Şaşkın gözlerle bana bakan alkolün etkisindeki Amanda'yı yere oturtup ellerini kalçasının iki yanından sarkan kılıflara götürdü ve gözlerimin önünde iki siyah japon fan'ını - bildiğiniz yelpazenin büyük boy kumaş üzerine gerili beş bıçak kirişten oluşan öldürücü hali - açarak bana doğru fırladı. Teki beş keskin bıçaktan oluşan siyah fanlardan birini yüzüme sallayınca son anda geri yatıp darbeyi sıyırdım. Sol eliyle yaptığı hamle boşa kaçınca etrafında dönüp bu sefer sağ elindekini savurdu fakat bu sefer hızlı davranıp dirseğimle hamlesini engellerek sol yumruğumu karın boşluğuna gömdüm.

Daha önce hiç karşılaşmadığım bir şey oldu. Maskeli en azından bir dişi olarak karın boşluğuna yediği darbeyle bayılması gererekirken sadece birkaç adım gerileyip tekrar fanını suratıma savurdu. Bu sefer istediğini aldı da. Fanın suratıma değen kısmı keskin bir acıyla sızlayınca elimi yanağıma götürüp kandan yapış yapış olmuş deride gezdirdim.

-"Seni uyarmıştım."

Tekrar üzerime gelince sağ tekmemi kullandım. Aynı anda onun sol bacağı da bana çarpınca ikimiz de geri doğru savrulduk. Ben birkaç adım gerileyip dengemi sağlayabildim fakat o belini arkasındaki masaya çarpıp ve masayla beraber yere yuvarlandı. Onu yerde yatarken görünce, yüzümde engelleyemediğim bir sırıtışla kıza yaklaştım.

-"Ne o, yoksa beni fazla mı şımarttın?" Üzerine eğilip elimi maskesine sürttüm. "Gecemi cehenneme çeviren bu fahişe kimmiş bir bakalım?"

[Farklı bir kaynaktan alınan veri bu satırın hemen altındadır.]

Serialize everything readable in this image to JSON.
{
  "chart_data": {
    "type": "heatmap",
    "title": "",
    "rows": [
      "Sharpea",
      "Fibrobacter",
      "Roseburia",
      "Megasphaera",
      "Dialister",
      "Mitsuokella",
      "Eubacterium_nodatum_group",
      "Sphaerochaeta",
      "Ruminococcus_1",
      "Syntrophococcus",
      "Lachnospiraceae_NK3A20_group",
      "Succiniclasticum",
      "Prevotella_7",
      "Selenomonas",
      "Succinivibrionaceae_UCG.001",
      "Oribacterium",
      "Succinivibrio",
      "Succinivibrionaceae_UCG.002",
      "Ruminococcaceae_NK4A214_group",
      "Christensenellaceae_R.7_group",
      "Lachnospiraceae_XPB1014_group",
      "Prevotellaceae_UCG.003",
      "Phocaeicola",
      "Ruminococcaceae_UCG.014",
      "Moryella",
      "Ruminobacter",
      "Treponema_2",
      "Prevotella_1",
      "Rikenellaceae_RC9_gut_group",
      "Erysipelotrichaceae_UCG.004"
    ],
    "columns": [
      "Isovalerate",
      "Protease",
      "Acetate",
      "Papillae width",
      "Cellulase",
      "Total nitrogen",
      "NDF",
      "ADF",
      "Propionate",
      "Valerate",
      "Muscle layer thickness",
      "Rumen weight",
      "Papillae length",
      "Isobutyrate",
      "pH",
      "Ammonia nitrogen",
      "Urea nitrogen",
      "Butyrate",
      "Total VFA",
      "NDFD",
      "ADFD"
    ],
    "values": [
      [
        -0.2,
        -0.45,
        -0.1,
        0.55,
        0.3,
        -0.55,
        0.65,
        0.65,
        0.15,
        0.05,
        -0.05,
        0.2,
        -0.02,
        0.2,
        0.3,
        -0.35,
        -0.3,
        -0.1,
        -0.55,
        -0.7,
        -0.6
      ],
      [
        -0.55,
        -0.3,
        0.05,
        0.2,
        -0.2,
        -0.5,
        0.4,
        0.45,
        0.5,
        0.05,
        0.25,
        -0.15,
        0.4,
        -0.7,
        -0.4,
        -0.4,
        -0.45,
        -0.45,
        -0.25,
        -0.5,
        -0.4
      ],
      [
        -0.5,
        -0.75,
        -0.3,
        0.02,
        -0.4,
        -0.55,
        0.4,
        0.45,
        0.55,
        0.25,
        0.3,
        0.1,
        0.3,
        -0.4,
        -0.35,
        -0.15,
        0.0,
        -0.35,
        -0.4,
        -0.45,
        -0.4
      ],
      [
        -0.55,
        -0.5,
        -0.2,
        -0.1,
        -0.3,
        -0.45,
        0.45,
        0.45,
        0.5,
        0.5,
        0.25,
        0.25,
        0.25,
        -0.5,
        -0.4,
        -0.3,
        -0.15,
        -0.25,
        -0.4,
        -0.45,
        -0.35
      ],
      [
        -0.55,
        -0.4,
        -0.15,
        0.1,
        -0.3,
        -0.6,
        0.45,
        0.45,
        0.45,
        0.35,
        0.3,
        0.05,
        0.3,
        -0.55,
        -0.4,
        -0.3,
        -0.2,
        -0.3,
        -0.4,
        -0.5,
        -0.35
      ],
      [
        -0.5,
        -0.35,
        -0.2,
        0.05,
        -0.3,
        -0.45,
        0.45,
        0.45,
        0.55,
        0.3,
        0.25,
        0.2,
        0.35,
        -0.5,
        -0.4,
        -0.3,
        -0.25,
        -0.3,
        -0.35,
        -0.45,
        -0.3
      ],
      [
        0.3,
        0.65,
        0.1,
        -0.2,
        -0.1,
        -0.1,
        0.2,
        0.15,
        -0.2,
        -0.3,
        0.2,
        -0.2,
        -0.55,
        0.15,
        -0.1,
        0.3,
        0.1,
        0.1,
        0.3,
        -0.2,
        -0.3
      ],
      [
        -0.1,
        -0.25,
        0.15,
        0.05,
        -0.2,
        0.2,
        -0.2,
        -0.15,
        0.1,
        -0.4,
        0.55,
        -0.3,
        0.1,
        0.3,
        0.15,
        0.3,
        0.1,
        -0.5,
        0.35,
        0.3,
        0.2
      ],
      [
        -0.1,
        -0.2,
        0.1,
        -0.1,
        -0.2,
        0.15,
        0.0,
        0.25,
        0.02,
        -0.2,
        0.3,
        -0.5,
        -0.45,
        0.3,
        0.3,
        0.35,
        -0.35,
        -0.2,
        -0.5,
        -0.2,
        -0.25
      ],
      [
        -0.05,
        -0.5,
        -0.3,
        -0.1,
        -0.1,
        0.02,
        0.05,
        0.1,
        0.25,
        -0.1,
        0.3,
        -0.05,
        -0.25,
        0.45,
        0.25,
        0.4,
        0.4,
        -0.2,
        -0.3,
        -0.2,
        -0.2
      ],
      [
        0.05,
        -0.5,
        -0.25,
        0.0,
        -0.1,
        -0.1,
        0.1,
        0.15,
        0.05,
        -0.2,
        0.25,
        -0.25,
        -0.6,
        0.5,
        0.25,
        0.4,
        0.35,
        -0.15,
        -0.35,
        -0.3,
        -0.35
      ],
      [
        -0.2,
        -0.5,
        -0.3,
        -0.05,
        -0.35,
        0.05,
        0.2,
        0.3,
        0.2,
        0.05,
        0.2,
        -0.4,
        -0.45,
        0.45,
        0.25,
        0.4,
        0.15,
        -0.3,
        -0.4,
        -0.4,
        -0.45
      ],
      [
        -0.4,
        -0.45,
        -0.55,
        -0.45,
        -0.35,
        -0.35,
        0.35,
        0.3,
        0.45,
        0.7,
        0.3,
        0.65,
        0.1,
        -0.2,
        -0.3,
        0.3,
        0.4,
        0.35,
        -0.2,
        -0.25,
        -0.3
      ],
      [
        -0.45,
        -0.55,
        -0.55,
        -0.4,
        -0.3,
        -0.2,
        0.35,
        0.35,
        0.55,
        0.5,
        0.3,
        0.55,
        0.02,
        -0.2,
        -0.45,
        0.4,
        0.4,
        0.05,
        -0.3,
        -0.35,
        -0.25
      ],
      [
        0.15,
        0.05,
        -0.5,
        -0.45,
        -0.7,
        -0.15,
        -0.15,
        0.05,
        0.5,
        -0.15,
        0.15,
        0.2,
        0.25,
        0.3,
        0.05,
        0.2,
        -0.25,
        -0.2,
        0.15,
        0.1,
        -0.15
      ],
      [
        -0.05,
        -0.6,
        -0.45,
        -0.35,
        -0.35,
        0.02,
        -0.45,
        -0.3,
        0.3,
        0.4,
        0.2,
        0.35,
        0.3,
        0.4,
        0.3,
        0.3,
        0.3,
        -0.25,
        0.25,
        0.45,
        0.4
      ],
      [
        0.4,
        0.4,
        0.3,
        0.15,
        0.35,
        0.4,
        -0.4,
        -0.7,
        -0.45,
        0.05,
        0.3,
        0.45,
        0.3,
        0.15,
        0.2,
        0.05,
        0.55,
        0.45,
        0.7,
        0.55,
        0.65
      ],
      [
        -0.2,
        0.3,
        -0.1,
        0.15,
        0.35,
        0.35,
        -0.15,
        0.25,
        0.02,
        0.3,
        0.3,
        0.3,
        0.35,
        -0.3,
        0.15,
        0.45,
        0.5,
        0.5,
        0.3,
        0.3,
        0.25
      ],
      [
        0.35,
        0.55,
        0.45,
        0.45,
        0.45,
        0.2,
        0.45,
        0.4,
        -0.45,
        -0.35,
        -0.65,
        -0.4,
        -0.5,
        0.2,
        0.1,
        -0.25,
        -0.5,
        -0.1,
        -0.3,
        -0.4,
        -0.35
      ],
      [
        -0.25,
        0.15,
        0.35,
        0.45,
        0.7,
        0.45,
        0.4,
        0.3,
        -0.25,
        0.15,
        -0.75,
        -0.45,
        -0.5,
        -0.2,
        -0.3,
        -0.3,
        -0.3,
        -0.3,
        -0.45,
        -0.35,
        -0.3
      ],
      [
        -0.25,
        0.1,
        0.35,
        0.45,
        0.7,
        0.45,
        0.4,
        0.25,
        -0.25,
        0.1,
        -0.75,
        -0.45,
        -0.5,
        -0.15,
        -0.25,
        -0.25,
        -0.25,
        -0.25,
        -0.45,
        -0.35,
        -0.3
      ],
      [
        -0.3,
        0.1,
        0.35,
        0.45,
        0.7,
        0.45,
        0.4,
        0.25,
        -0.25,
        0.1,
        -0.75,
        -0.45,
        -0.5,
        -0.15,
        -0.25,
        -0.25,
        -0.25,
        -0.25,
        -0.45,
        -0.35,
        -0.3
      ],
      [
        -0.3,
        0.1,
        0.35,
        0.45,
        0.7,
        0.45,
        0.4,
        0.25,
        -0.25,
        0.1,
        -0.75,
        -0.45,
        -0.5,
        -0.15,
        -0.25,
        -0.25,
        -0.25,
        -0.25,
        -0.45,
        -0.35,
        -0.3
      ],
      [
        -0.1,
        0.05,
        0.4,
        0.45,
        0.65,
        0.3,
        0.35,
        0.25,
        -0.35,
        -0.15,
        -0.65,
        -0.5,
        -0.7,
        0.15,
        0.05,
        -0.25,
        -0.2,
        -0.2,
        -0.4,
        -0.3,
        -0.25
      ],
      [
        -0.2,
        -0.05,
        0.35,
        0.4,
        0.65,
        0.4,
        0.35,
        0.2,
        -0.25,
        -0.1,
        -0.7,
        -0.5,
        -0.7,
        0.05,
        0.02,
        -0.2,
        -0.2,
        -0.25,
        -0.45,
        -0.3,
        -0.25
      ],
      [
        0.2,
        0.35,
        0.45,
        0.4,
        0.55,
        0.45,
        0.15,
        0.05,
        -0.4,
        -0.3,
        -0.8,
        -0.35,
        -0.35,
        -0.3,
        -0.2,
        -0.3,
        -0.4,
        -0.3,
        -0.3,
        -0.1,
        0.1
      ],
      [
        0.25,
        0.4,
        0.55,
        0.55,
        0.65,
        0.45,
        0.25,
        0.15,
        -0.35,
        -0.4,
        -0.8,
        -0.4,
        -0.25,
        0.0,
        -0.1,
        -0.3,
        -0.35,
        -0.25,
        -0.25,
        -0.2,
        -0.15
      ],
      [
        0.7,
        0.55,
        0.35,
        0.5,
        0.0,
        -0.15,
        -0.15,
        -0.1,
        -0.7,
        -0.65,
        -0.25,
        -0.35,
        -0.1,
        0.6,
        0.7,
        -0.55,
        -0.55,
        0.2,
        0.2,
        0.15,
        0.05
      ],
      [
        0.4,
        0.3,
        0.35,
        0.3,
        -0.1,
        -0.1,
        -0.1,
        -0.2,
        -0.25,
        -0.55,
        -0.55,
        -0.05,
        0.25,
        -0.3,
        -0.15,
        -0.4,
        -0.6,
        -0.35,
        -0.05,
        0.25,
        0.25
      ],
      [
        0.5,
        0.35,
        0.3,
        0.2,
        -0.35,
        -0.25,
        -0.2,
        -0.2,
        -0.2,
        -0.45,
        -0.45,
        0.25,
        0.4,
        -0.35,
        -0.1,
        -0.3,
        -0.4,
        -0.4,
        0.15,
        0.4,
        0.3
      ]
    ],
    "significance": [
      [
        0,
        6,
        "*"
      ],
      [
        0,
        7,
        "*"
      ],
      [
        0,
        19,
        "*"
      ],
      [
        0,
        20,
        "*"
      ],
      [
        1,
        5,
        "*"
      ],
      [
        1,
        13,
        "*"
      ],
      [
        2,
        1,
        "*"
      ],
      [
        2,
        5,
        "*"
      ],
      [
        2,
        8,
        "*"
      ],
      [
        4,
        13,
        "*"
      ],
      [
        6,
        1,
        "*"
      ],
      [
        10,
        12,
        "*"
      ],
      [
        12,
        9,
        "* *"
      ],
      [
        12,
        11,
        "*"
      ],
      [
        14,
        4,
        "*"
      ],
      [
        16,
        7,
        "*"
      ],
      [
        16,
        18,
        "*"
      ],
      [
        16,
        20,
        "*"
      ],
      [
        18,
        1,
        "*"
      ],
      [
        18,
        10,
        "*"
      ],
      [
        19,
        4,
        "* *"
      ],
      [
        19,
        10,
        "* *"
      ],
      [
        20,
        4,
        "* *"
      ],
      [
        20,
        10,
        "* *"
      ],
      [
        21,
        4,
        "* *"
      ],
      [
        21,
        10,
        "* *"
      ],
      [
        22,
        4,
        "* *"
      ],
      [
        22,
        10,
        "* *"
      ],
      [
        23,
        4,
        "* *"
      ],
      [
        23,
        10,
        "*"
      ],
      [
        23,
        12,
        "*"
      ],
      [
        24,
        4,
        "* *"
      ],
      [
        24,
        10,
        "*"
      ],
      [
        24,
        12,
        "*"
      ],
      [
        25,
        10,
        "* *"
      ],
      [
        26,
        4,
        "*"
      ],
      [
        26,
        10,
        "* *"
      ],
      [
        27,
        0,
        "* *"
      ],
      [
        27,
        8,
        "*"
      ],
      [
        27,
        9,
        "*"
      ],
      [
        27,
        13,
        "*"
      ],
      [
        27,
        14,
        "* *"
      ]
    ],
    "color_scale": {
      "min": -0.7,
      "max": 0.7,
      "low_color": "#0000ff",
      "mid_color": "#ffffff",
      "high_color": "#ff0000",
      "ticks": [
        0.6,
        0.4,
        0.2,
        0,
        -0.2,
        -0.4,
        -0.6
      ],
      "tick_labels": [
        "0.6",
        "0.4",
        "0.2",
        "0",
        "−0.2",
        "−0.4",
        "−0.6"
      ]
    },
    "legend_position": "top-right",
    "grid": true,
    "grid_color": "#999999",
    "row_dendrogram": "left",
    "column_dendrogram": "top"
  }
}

Elimin altındaki maskeyi kavradığımda kız engel olmak istercesine elimi geri itip başını çevirdi. Fakat pes etmeyip tam önüne çömelerek yüzünü kendime bakmaya zorladım. Gözleri hırsla parıldıyorlardı.

-"Hey!"

Arkamdan gelen telaşlı sesle beraber başımı açık ev kapısının önünde dikilen Max'e çevirdim. İrileşmiş gözleriyle ben, Amanda ve maskeli üçgeni arasında mekik dokuyordu. Birşeyler söylemek için ağzımı açacakken maskelinin yerdeki fanını kavrayıp bacağıma saplamasıyla kelimelerim boğazıma dolandı. Hemen ardından yüzüme yediğim yumrukla başımı sertçe duvara çarptım. Ardından yapabildiğim tek şey acıdan dolayı sıktığım dişlerimle kadının gözden kaybolmasını izlemek oldu.